Hyperparameter subsample is tuned as categorical, but all values are numeric
Hyperparameter colsample_bytree is tuned as categorical, but all values are numeric
Hyperparameter max_depth is tuned as categorical, but all values are numeric


# Comparison
## Bayesian Search vs Random Search vs Grid Search

- In terms of Bayesian search the lowest and highest accuracy achieved was 0.5 and 0.7778 respectively.
- In terms of Random search the lowest and highest accuracy achieved was 0.713 and 0.7781 respectively.
- In terms of Grid search the lowest and highest accuracy achieved was 0.7267 and 0.7745 respectively.
- Suprisingly it was noticed for grid search and random search that as the time passed the accuracy decreased gradually, but this was not the case for Bayesian search. For bayesian search it was noticed that after .28 time there was sudden drop in accuracy to 0.5 from 0.77.

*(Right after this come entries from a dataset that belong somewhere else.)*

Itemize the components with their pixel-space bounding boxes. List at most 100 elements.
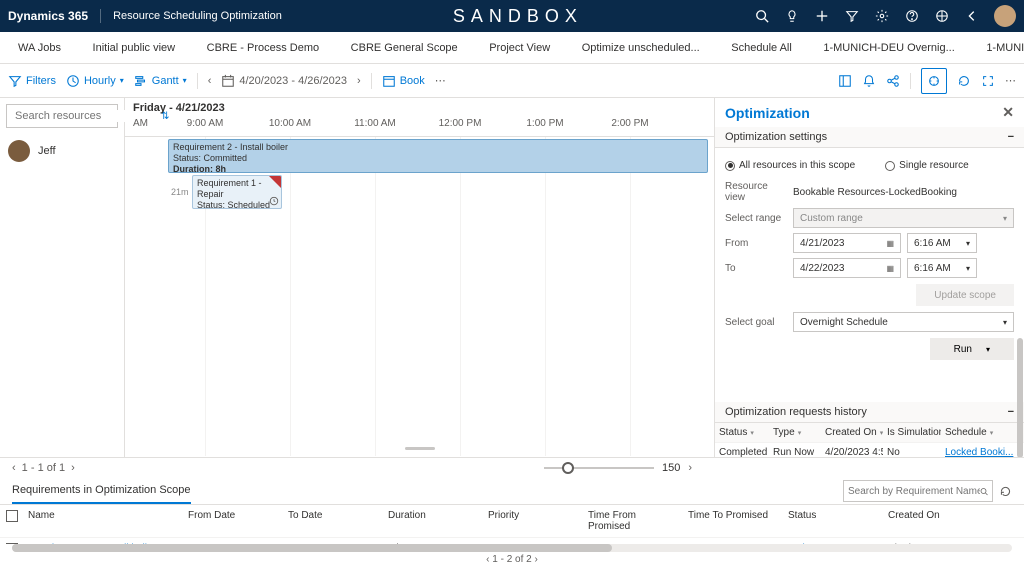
prev-date-button[interactable]: ‹ <box>208 75 212 87</box>
environment-label: SANDBOX <box>282 6 754 27</box>
booking-requirement-1[interactable]: Requirement 1 - Repair Status: Scheduled… <box>192 175 282 209</box>
requirement-search[interactable] <box>843 480 993 502</box>
collapse-history-button[interactable]: − <box>1008 406 1014 418</box>
tab-optimize-unscheduled[interactable]: Optimize unscheduled...✕ <box>572 32 722 63</box>
zoom-chevron-icon[interactable]: › <box>688 462 692 474</box>
requirement-search-input[interactable] <box>848 486 980 497</box>
share-icon[interactable] <box>886 74 900 88</box>
col-to-date[interactable]: To Date <box>282 505 382 537</box>
resource-row[interactable]: Jeff <box>0 134 124 168</box>
pager-next[interactable]: › <box>71 462 75 474</box>
more-toolbar-button[interactable]: ⋯ <box>435 74 446 87</box>
tab-cbre-general[interactable]: CBRE General Scope✕ <box>341 32 480 63</box>
from-time-picker[interactable]: 6:16 AM▾ <box>907 233 977 253</box>
tab-cbre-process[interactable]: CBRE - Process Demo✕ <box>197 32 341 63</box>
zoom-slider[interactable] <box>544 467 654 469</box>
col-name[interactable]: Name <box>22 505 182 537</box>
footer-area: ‹ 1 - 1 of 1 › 150 › Requirements in Opt… <box>0 457 1024 567</box>
col-schedule[interactable]: Schedule▾ <box>941 423 1024 442</box>
history-row[interactable]: CompletedRun Now4/20/2023 4:5...NoLocked… <box>715 443 1024 457</box>
col-simulation[interactable]: Is Simulation▾ <box>883 423 941 442</box>
back-icon[interactable] <box>964 8 980 24</box>
view-tabs: WA Jobs✕ Initial public view✕ CBRE - Pro… <box>0 32 1024 64</box>
panel-scrollbar[interactable] <box>1017 338 1023 457</box>
top-nav-bar: Dynamics 365 Resource Scheduling Optimiz… <box>0 0 1024 32</box>
to-date-picker[interactable]: 4/22/2023▦ <box>793 258 901 278</box>
resource-search[interactable]: ⇅ <box>6 104 118 128</box>
board-settings-icon[interactable] <box>838 74 852 88</box>
filters-button[interactable]: Filters <box>8 74 56 88</box>
tab-wa-jobs[interactable]: WA Jobs✕ <box>8 32 83 63</box>
col-created-on[interactable]: Created On <box>882 505 1024 537</box>
col-time-from-promised[interactable]: Time From Promised <box>582 505 682 537</box>
collapse-settings-button[interactable]: − <box>1008 131 1014 143</box>
search-icon <box>980 486 988 497</box>
optimization-panel-toggle[interactable] <box>921 68 947 94</box>
splitter-handle[interactable] <box>405 447 435 450</box>
refresh-icon[interactable] <box>957 74 971 88</box>
hourly-dropdown[interactable]: Hourly▾ <box>66 74 124 88</box>
col-created[interactable]: Created On▾ <box>821 423 883 442</box>
select-range-dropdown[interactable]: Custom range▾ <box>793 208 1014 228</box>
book-button[interactable]: Book <box>382 74 425 88</box>
refresh-requirements-icon[interactable] <box>999 485 1012 498</box>
add-icon[interactable] <box>814 8 830 24</box>
requirements-table: Name From Date To Date Duration Priority… <box>0 505 1024 544</box>
brand-label: Dynamics 365 <box>8 9 101 23</box>
col-priority[interactable]: Priority <box>482 505 582 537</box>
tab-munich-emergency[interactable]: 1-MUNICH-DEU Emergen...✕ <box>976 32 1024 63</box>
col-type[interactable]: Type▾ <box>769 423 821 442</box>
close-panel-button[interactable]: ✕ <box>1002 104 1014 121</box>
topbar-icons <box>754 5 1016 27</box>
settings-icon[interactable] <box>874 8 890 24</box>
search-icon[interactable] <box>754 8 770 24</box>
col-duration[interactable]: Duration <box>382 505 482 537</box>
horizontal-scrollbar[interactable] <box>12 544 1012 552</box>
pager-info: 1 - 1 of 1 <box>22 462 65 474</box>
radio-single-resource[interactable]: Single resource <box>885 160 968 171</box>
schedule-canvas[interactable]: Requirement 2 - Install boiler Status: C… <box>125 137 714 456</box>
update-scope-button[interactable]: Update scope <box>916 284 1014 306</box>
date-range-picker[interactable]: 4/20/2023 - 4/26/2023 <box>221 74 347 88</box>
from-date-picker[interactable]: 4/21/2023▦ <box>793 233 901 253</box>
col-status[interactable]: Status▾ <box>715 423 769 442</box>
resource-column: ⇅ Jeff <box>0 98 125 457</box>
booking-requirement-2[interactable]: Requirement 2 - Install boiler Status: C… <box>168 139 708 173</box>
optimization-title: Optimization <box>725 105 810 121</box>
req-pager-next[interactable]: › <box>535 554 538 565</box>
optimization-panel: Optimization ✕ Optimization settings − A… <box>714 98 1024 457</box>
toolbar-more-icon[interactable]: ⋯ <box>1005 74 1016 87</box>
next-date-button[interactable]: › <box>357 75 361 87</box>
tab-project-view[interactable]: Project View✕ <box>479 32 571 63</box>
lock-indicator-icon <box>269 176 281 188</box>
expand-icon[interactable] <box>981 74 995 88</box>
filter-icon[interactable] <box>844 8 860 24</box>
settings-section-header: Optimization settings <box>725 131 827 143</box>
history-table: Status▾ Type▾ Created On▾ Is Simulation▾… <box>715 423 1024 457</box>
gantt-dropdown[interactable]: Gantt▾ <box>134 74 187 88</box>
tab-schedule-all[interactable]: Schedule All✕ <box>721 32 813 63</box>
help-icon[interactable] <box>904 8 920 24</box>
requirements-tab[interactable]: Requirements in Optimization Scope <box>12 478 191 504</box>
run-button[interactable]: Run▾ <box>930 338 1014 360</box>
resource-avatar <box>8 140 30 162</box>
select-all-checkbox[interactable] <box>6 510 18 522</box>
bell-icon[interactable] <box>862 74 876 88</box>
schedule-toolbar: Filters Hourly▾ Gantt▾ ‹ 4/20/2023 - 4/2… <box>0 64 1024 98</box>
col-time-to-promised[interactable]: Time To Promised <box>682 505 782 537</box>
col-req-status[interactable]: Status <box>782 505 882 537</box>
lightbulb-icon[interactable] <box>784 8 800 24</box>
pager-prev[interactable]: ‹ <box>12 462 16 474</box>
tab-munich-overnight[interactable]: 1-MUNICH-DEU Overnig...✕ <box>813 32 976 63</box>
user-avatar[interactable] <box>994 5 1016 27</box>
gap-label: 21m <box>171 187 189 197</box>
target-icon[interactable] <box>934 8 950 24</box>
resource-name: Jeff <box>38 145 56 157</box>
radio-all-resources[interactable]: All resources in this scope <box>725 160 855 171</box>
col-from-date[interactable]: From Date <box>182 505 282 537</box>
main-area: ⇅ Jeff Friday - 4/21/2023 AM 9:00 AM 10:… <box>0 98 1024 457</box>
to-time-picker[interactable]: 6:16 AM▾ <box>907 258 977 278</box>
select-goal-dropdown[interactable]: Overnight Schedule▾ <box>793 312 1014 332</box>
day-label: Friday - 4/21/2023 <box>125 98 714 118</box>
tab-initial-public[interactable]: Initial public view✕ <box>83 32 197 63</box>
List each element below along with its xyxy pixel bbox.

### Among the three startegies, I found random searche to be more relevant in terms of accuracy when compared to Grid and Bayesian Search. 

## Deploy the best model (Optional)
Now that we have got the best model, we can deploy it to an endpoint. Please refer to other SageMaker sample notebooks or SageMaker documentation to see how to deploy a model.